Yew Trees – native to these islands and known for their appearance in graveyards in the UK, apparently because they ‘thrive on the dead’ as it’s said. It being suggested that they absorb the vapours produced by putrefaction. They are also quite heavily steeped in mythology too they say.

Easter Island – no trees for a time, or so we are told. The story being that they chopped down all the trees and then couldn’t build boats or something, and ended up trapped there. With skirmishes, sea voyagers visiting and massive stone carved heads that are speculated upon.

Baobab Trees – these are pretty awesome trees too with a very distinctive look, but perhaps are another clue towards landmasses of the past, where it is already suggested through animals and geology that they were once joined, in the ideas of Pangea and Gondwana. Although I have wondered about it being a joined land in more recent times, and perhaps the ideas of flooding and land levels being susceptible to change could have played their part in the rearrangement or splitting of landmasses. But these trees are native to mainland Africa, Madagascar, and Australia, so make of that what you will. Their extra skill other than just being a tree, is that it can hold vast amounts of water, and is a lifeline for many where it grows.

No trees grow above a certain altitude, and obviously they don’t grow underwater either – although can survive being quite submerged for a time. Mangroves being the exception to this. But almost as though trees are a gauge of an environment and how well it can sustain life, all forms of it. We also can’t survive above a certain limit, or live underwater, and require certain conditions to thrive and reproduce, and it does seem that where we have trees, it’s easier for us to live and thrive than where we do not. Or at least that is how it appears. We can make do in deserts, but it’s not ideal. Add a bit of tree coverage or some foliage generally, and suddenly you have shade and an opportunity for a more elaborate ecosystem to develop. Limited ecosystems means limited opportunity for growth, but survival is possible of course.
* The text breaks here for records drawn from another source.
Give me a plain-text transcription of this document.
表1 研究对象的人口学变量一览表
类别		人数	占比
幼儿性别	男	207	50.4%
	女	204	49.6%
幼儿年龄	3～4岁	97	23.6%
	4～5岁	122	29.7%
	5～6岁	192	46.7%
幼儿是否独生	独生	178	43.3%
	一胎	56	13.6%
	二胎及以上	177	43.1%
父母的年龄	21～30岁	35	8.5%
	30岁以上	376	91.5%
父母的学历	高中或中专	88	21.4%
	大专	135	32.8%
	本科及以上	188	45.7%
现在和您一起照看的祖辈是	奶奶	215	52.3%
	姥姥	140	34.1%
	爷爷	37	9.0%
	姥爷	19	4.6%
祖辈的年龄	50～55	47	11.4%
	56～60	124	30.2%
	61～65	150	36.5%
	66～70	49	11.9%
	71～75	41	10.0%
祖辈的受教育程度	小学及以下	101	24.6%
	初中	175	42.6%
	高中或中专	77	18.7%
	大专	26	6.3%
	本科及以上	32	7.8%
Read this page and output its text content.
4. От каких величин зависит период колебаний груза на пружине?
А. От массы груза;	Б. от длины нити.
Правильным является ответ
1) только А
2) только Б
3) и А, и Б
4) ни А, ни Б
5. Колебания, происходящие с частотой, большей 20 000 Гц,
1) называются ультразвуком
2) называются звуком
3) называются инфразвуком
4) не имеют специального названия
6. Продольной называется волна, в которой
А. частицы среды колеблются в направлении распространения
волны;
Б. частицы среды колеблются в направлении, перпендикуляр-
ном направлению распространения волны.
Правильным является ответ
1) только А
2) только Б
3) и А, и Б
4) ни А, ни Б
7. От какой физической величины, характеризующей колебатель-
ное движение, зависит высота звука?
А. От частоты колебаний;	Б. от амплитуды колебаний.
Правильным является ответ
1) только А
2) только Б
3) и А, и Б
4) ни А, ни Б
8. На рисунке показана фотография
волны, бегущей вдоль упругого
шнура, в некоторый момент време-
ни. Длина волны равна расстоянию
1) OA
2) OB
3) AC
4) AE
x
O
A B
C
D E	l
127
They are easily seeded, by way of their own mechanisms and various animals and birds helping this along, and to spread then further. And they reproduce, they develop ecosystems, they help to clean the air and hold the environment together, literally in most cases, finding that once tree clearances occur, often flooding and landslides will follow in the years thereafter. They manage the land, have respect for each other while growing and filter what is around them as best they can. Think of all the apocalyptic scenes they like to show you in films, baron wastelands, dead stalky trees looking bleak and hopeless to signify no life or hope. But if you suddenly add a few tall, green and healthy trees, it doesn’t look so bad does it?